#1: Fill up the sink with water (it doesn’t matter what temperature). If the dolls I am going to wash are really dirty and unsanitary, I always use super hot water to disinfect them. Put in a little dish soap and baking soda. This will act like bubble bath.
#2: Depending on how much grime is on the dolls, they may need to soak for a few hours, or perhaps over night. Generally speaking though, they don’t need to soak long at all. Some dolls I don’t soak at all.
#3: I like to put the baking soda and dish soap into little bowls. This gives me more control over how much I use. Plus, I can save the leftovers for another bathing session. Start by dipping the toothbrush in the dish soap. Scrub the doll all over from head to toe. Make sure to scrub everywhere–under the chin, the back of the head, the bottoms of the feet, in between the legs, under the arms, etc. I find that dirt tends to collect under doll feet and chins the most.
#4: Once the doll has been scrubbed with dish soap, dunk her into the sink and rinse off the suds.
#5: Now repeat the same process using baking soda. Baking soda is very gentle, yet effective. It will remove dirt better than most chemicals, and it’s totally safe. It also acts as an odor remover.
#6: You may need to repeat steps 4 and 5 depending on how filthy the doll is. I find with vintage dolls, I have to scrub them anywhere from four to six times in order to work all the dirt off.
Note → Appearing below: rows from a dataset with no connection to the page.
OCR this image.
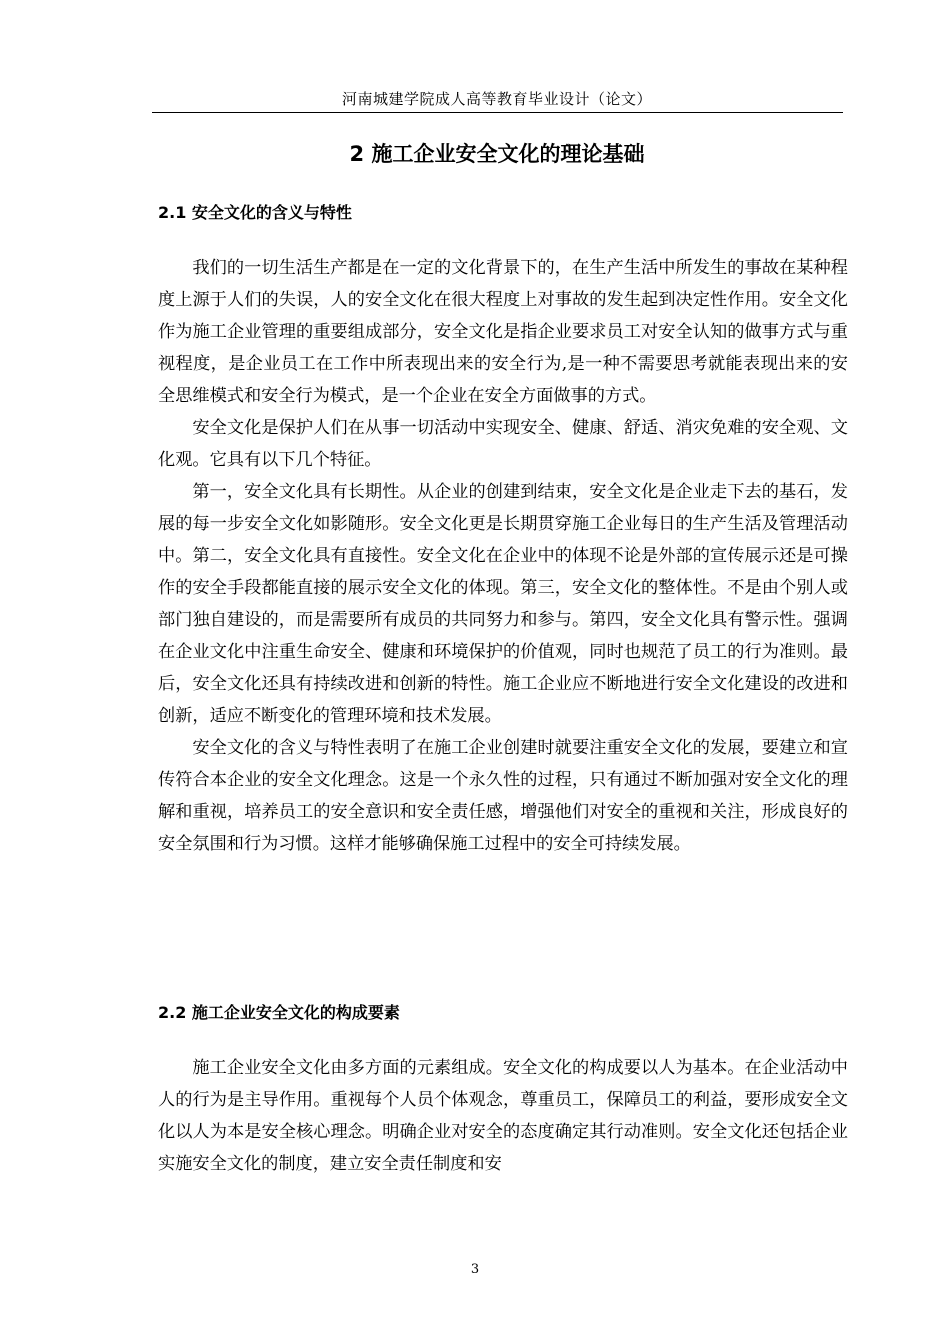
河南城建学院成人高等教育毕业设计（论文）
2 施工企业安全文化的理论基础
2.1 安全文化的含义与特性

我们的一切生活生产都是在一定的文化背景下的，在生产生活中所发生的事故在某种程度上源于人们的失误，人的安全文化在很大程度上对事故的发生起到决定性作用。安全文化作为施工企业管理的重要组成部分，安全文化是指企业要求员工对安全认知的做事方式与重视程度，是企业员工在工作中所表现出来的安全行为,是一种不需要思考就能表现出来的安全思维模式和安全行为模式，是一个企业在安全方面做事的方式。

安全文化是保护人们在从事一切活动中实现安全、健康、舒适、消灾免难的安全观、文化观。它具有以下几个特征。

第一，安全文化具有长期性。从企业的创建到结束，安全文化是企业走下去的基石，发展的每一步安全文化如影随形。安全文化更是长期贯穿施工企业每日的生产生活及管理活动中。第二，安全文化具有直接性。安全文化在企业中的体现不论是外部的宣传展示还是可操作的安全手段都能直接的展示安全文化的体现。第三，安全文化的整体性。不是由个别人或部门独自建设的，而是需要所有成员的共同努力和参与。第四，安全文化具有警示性。强调在企业文化中注重生命安全、健康和环境保护的价值观，同时也规范了员工的行为准则。最后，安全文化还具有持续改进和创新的特性。施工企业应不断地进行安全文化建设的改进和创新，适应不断变化的管理环境和技术发展。

安全文化的含义与特性表明了在施工企业创建时就要注重安全文化的发展，要建立和宣传符合本企业的安全文化理念。这是一个永久性的过程，只有通过不断加强对安全文化的理解和重视，培养员工的安全意识和安全责任感，增强他们对安全的重视和关注，形成良好的安全氛围和行为习惯。这样才能够确保施工过程中的安全可持续发展。

2.2 施工企业安全文化的构成要素

施工企业安全文化由多方面的元素组成。安全文化的构成要以人为基本。在企业活动中人的行为是主导作用。重视每个人员个体观念，尊重员工，保障员工的利益，要形成安全文化以人为本是安全核心理念。明确企业对安全的态度确定其行动准则。安全文化还包括企业实施安全文化的制度，建立安全责任制度和安

3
#7: One you have scrubbed all the dolls in the sink, drain the water. Rinse each doll under the tap.
*Some dolls should not be soaked for too long. Be mindful when cleaning dolls with flocking like Monster High Venus dolls and Bratz Boyz. Bratz Boyz have very durable flocking in my experience which can handle the water and even a vigorous scrubbing, but I do advise using caution. I’ve heard horror stories of Venus dolls loosing all their flocking when it gets wet, so be very careful when washing. I personally haven’t had problems with my Venus dolls or my EAH Hunter (who accidentally got totally drenched when I washed his hair).
*Most dolls have fairly durable face paint. However, always be mindful when scrubbing their painted features, such as their face. Dolls who already have damaged paint may loose more during the cleaning process. I always scrub these types of dolls in a much lighter manner than I would for regular dolls.
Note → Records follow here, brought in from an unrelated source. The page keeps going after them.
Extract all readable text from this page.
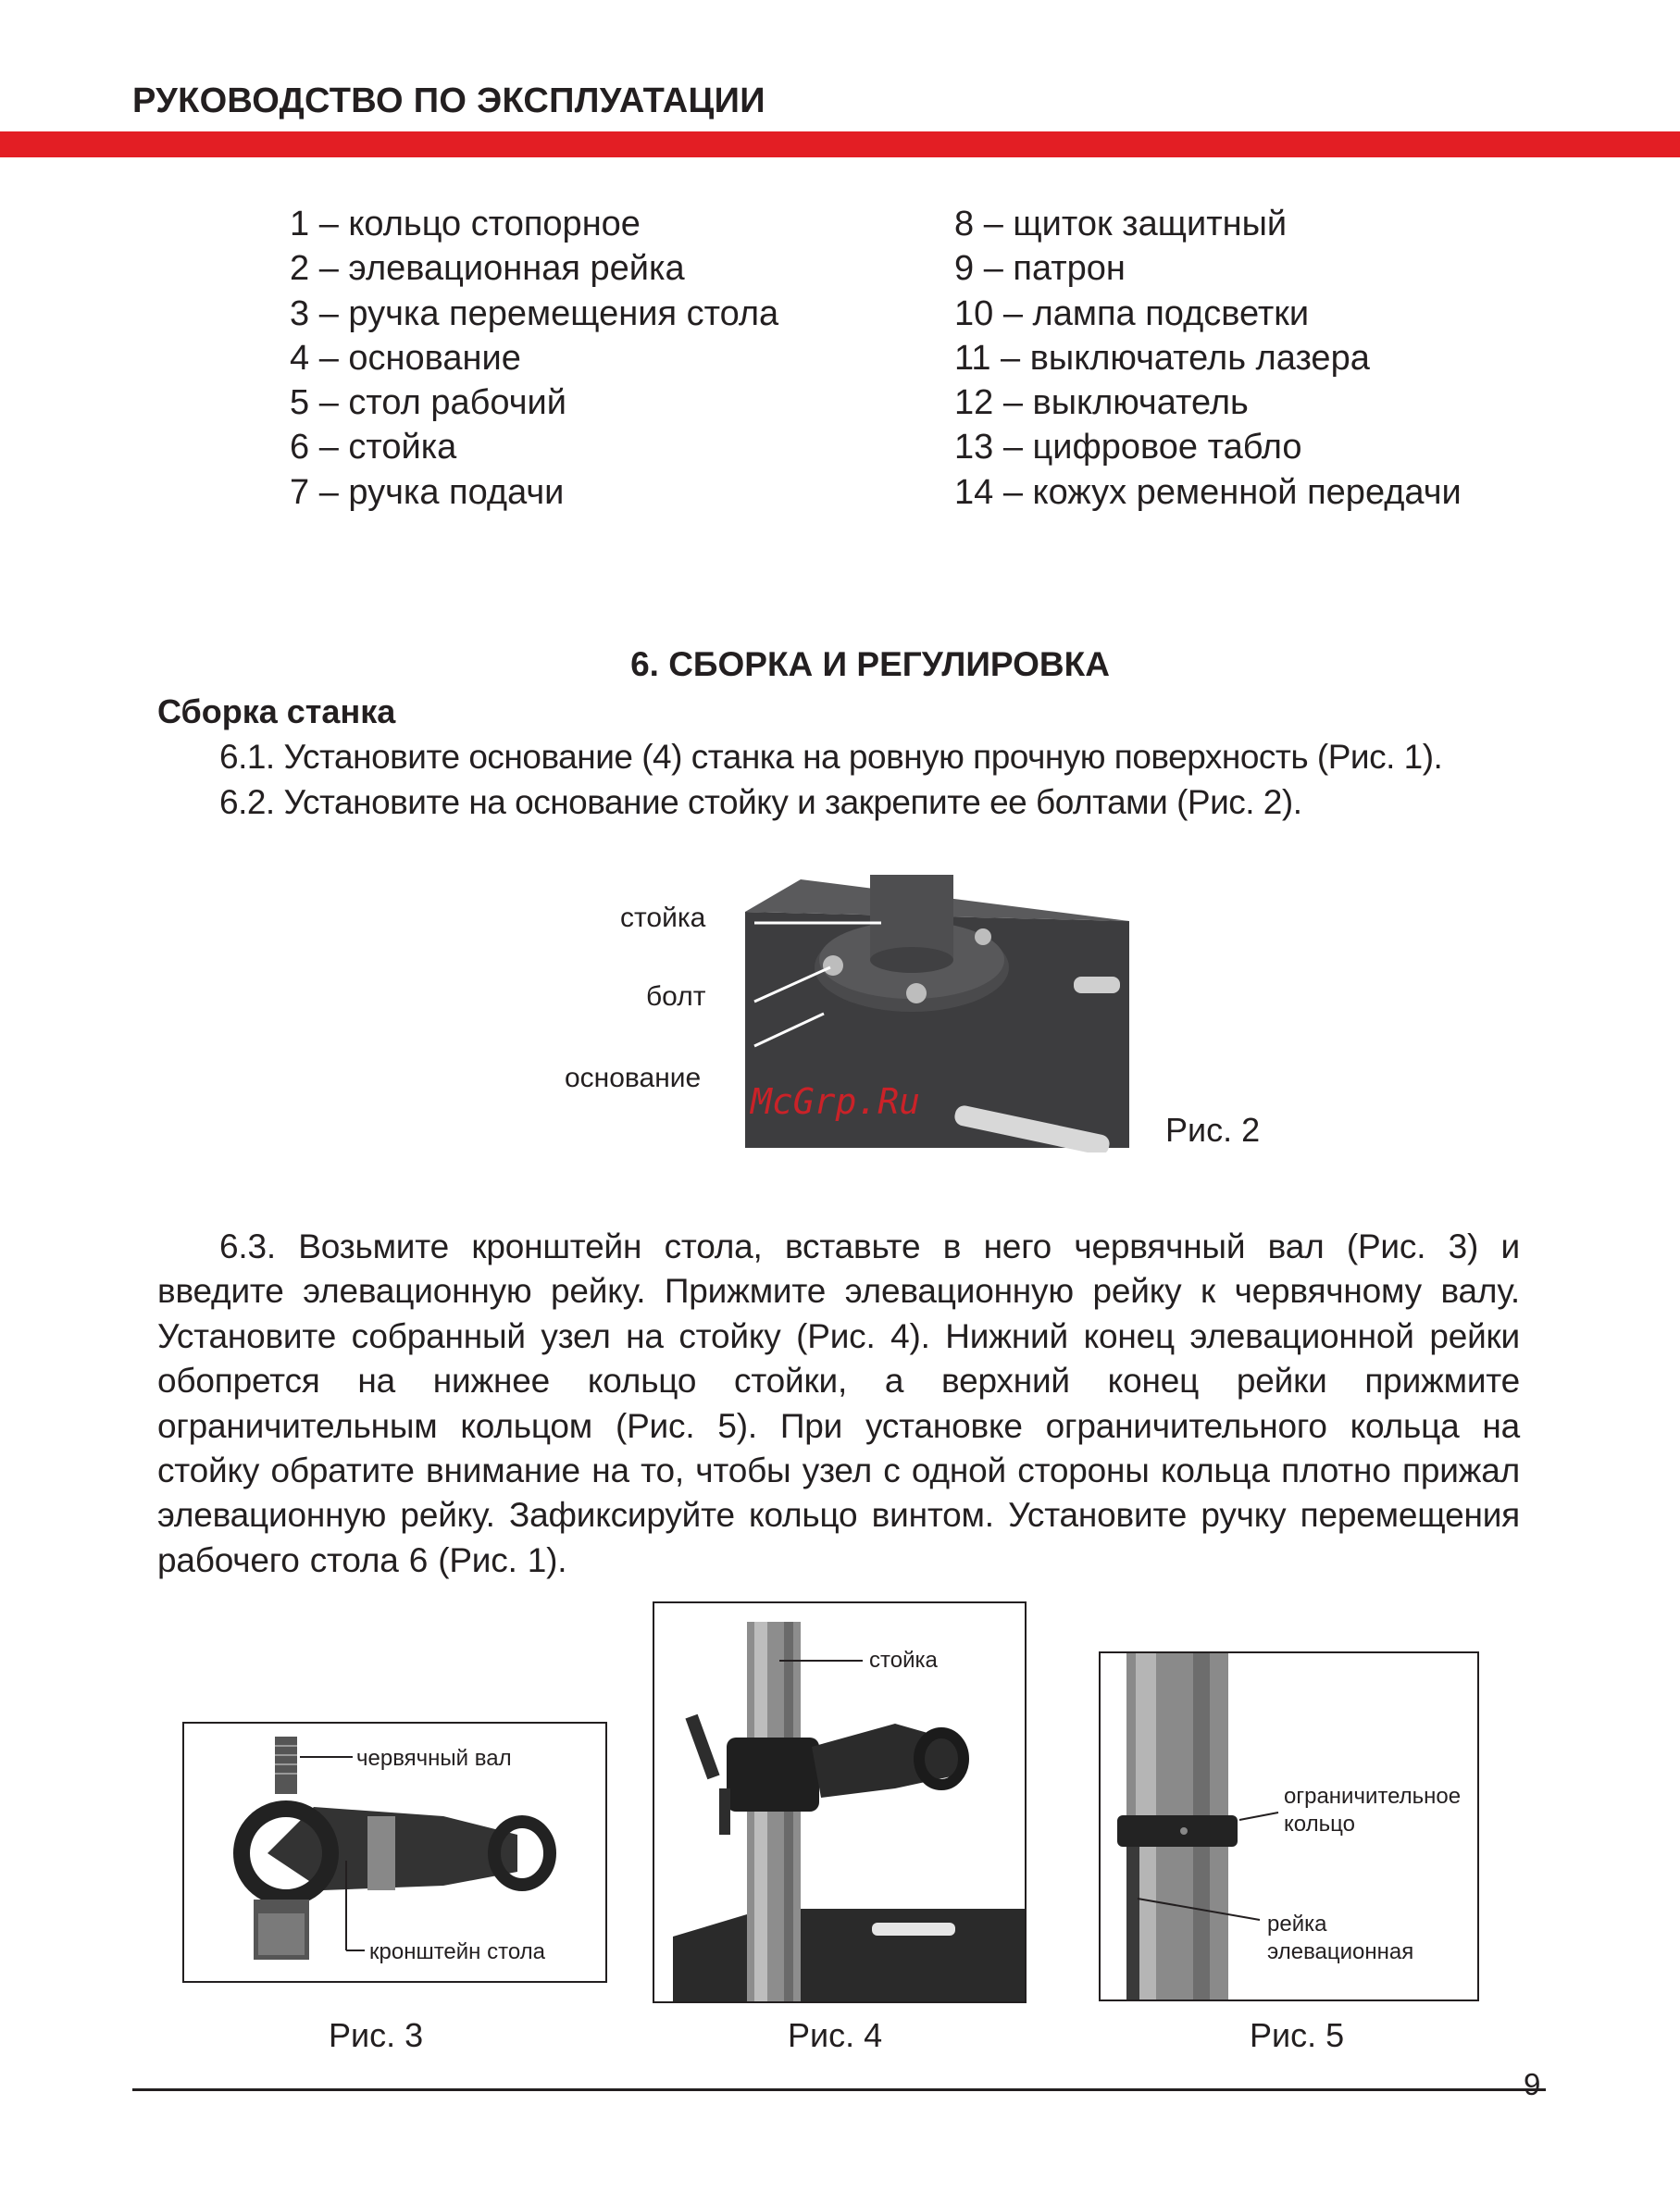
РУКОВОДСТВО ПО ЭКСПЛУАТАЦИИ
1 – кольцо стопорное
2 – элевационная рейка
3 – ручка перемещения стола
4 – основание
5 – стол рабочий
6 – стойка
7 – ручка подачи
8 – щиток защитный
9 – патрон
10 – лампа подсветки
11 – выключатель лазера
12 – выключатель
13 – цифровое табло
14 – кожух ременной передачи
6. СБОРКА И РЕГУЛИРОВКА
Сборка станка
6.1. Установите основание (4) станка на ровную прочную поверхность (Рис. 1).
6.2. Установите на основание стойку и закрепите ее болтами (Рис. 2).
стойка
болт
основание
McGrp.Ru
Рис. 2
6.3. Возьмите кронштейн стола, вставьте в него червячный вал (Рис. 3) и введите элевационную рейку. Прижмите элевационную рейку к червячному валу. Установите собранный узел на стойку (Рис. 4). Нижний конец элевационной рейки обопрется на нижнее кольцо стойки, а верхний конец рейки прижмите ограничительным кольцом (Рис. 5). При установке ограничительного кольца на стойку обратите внимание на то, чтобы узел с одной стороны кольца плотно прижал элевационную рейку. Зафиксируйте кольцо винтом. Установите ручку перемещения рабочего стола 6 (Рис. 1).
червячный вал
кронштейн стола
Рис. 3
стойка
Рис. 4
ограничительное кольцо
рейка элевационная
Рис. 5
9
*I think this goes without saying, but just in case, please use a separate toothbrush just for your dolls. Obviously, you don’t want to use your current one that you brush your own teeth with.
*A soft bristled toothbrush is ideal, as it can flex into the nooks and crannies of your doll’s delicate features. A harder bristled toothbrush will not be able to do this, and will be rougher on the doll, without cleaning her more effectively.
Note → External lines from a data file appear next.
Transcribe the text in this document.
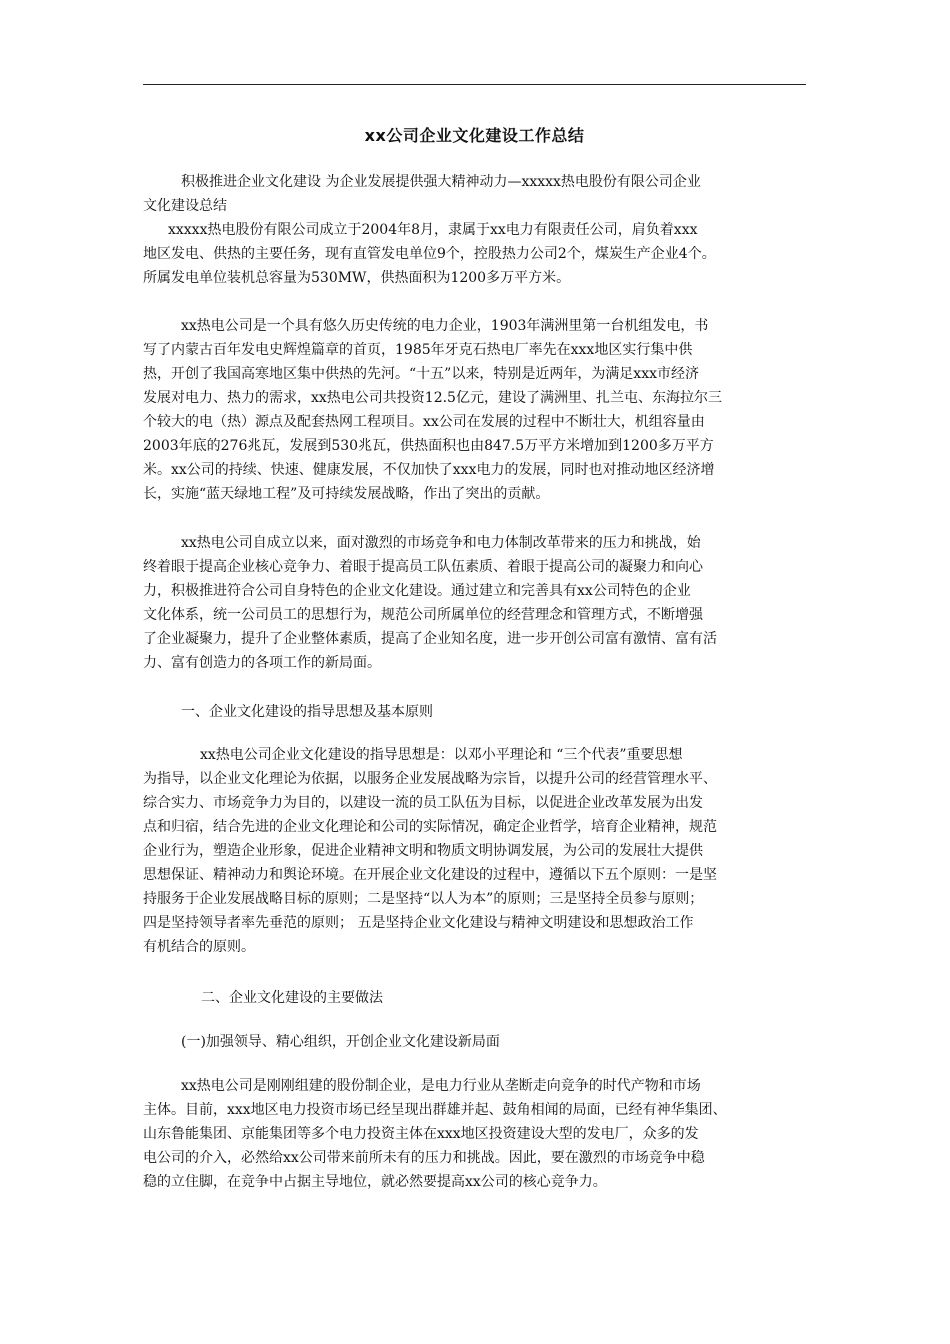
xx公司企业文化建设工作总结
积极推进企业文化建设 为企业发展提供强大精神动力—xxxxx热电股份有限公司企业
文化建设总结
xxxxx热电股份有限公司成立于2004年8月，隶属于xx电力有限责任公司，肩负着xxx
地区发电、供热的主要任务，现有直管发电单位9个，控股热力公司2个，煤炭生产企业4个。
所属发电单位装机总容量为530MW，供热面积为1200多万平方米。
xx热电公司是一个具有悠久历史传统的电力企业，1903年满洲里第一台机组发电，书
写了内蒙古百年发电史辉煌篇章的首页，1985年牙克石热电厂率先在xxx地区实行集中供
热，开创了我国高寒地区集中供热的先河。“十五”以来，特别是近两年，为满足xxx市经济
发展对电力、热力的需求，xx热电公司共投资12.5亿元，建设了满洲里、扎兰屯、东海拉尔三
个较大的电（热）源点及配套热网工程项目。xx公司在发展的过程中不断壮大，机组容量由
2003年底的276兆瓦，发展到530兆瓦，供热面积也由847.5万平方米增加到1200多万平方
米。xx公司的持续、快速、健康发展，不仅加快了xxx电力的发展，同时也对推动地区经济增
长，实施“蓝天绿地工程”及可持续发展战略，作出了突出的贡献。
xx热电公司自成立以来，面对激烈的市场竞争和电力体制改革带来的压力和挑战，始
终着眼于提高企业核心竞争力、着眼于提高员工队伍素质、着眼于提高公司的凝聚力和向心
力，积极推进符合公司自身特色的企业文化建设。通过建立和完善具有xx公司特色的企业
文化体系，统一公司员工的思想行为，规范公司所属单位的经营理念和管理方式，不断增强
了企业凝聚力，提升了企业整体素质，提高了企业知名度，进一步开创公司富有激情、富有活
力、富有创造力的各项工作的新局面。
一、企业文化建设的指导思想及基本原则
xx热电公司企业文化建设的指导思想是：以邓小平理论和 “三个代表”重要思想
为指导，以企业文化理论为依据，以服务企业发展战略为宗旨，以提升公司的经营管理水平、
综合实力、市场竞争力为目的，以建设一流的员工队伍为目标，以促进企业改革发展为出发
点和归宿，结合先进的企业文化理论和公司的实际情况，确定企业哲学，培育企业精神，规范
企业行为，塑造企业形象，促进企业精神文明和物质文明协调发展，为公司的发展壮大提供
思想保证、精神动力和舆论环境。在开展企业文化建设的过程中，遵循以下五个原则：一是坚
持服务于企业发展战略目标的原则；二是坚持“以人为本”的原则；三是坚持全员参与原则；
四是坚持领导者率先垂范的原则； 五是坚持企业文化建设与精神文明建设和思想政治工作
有机结合的原则。
二、企业文化建设的主要做法
(一)加强领导、精心组织，开创企业文化建设新局面
xx热电公司是刚刚组建的股份制企业，是电力行业从垄断走向竞争的时代产物和市场
主体。目前，xxx地区电力投资市场已经呈现出群雄并起、鼓角相闻的局面，已经有神华集团、
山东鲁能集团、京能集团等多个电力投资主体在xxx地区投资建设大型的发电厂，众多的发
电公司的介入，必然给xx公司带来前所未有的压力和挑战。因此，要在激烈的市场竞争中稳
稳的立住脚，在竞争中占据主导地位，就必然要提高xx公司的核心竞争力。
*I also sometimes use rubbing alcohol or nail polish remover for certain marks. Rubbing alcohol is pretty safe, however if you use it all the time on a doll’s face paint, it will eventually break down the sealer, making the paint more likely to flake off. Be VERY careful when using nail polish remover. Some types can actually eat away at the plastic, making the doll "melt." I also advise using strong caution when going near a doll’s painted features with nail polish remover. Even if it is mostly diluted by water, it can still remove paint on certain dolls–especially Mattel dolls who have less strong face paint.
*For any stains that refuse to come out, see my stain removal tutorial for reference.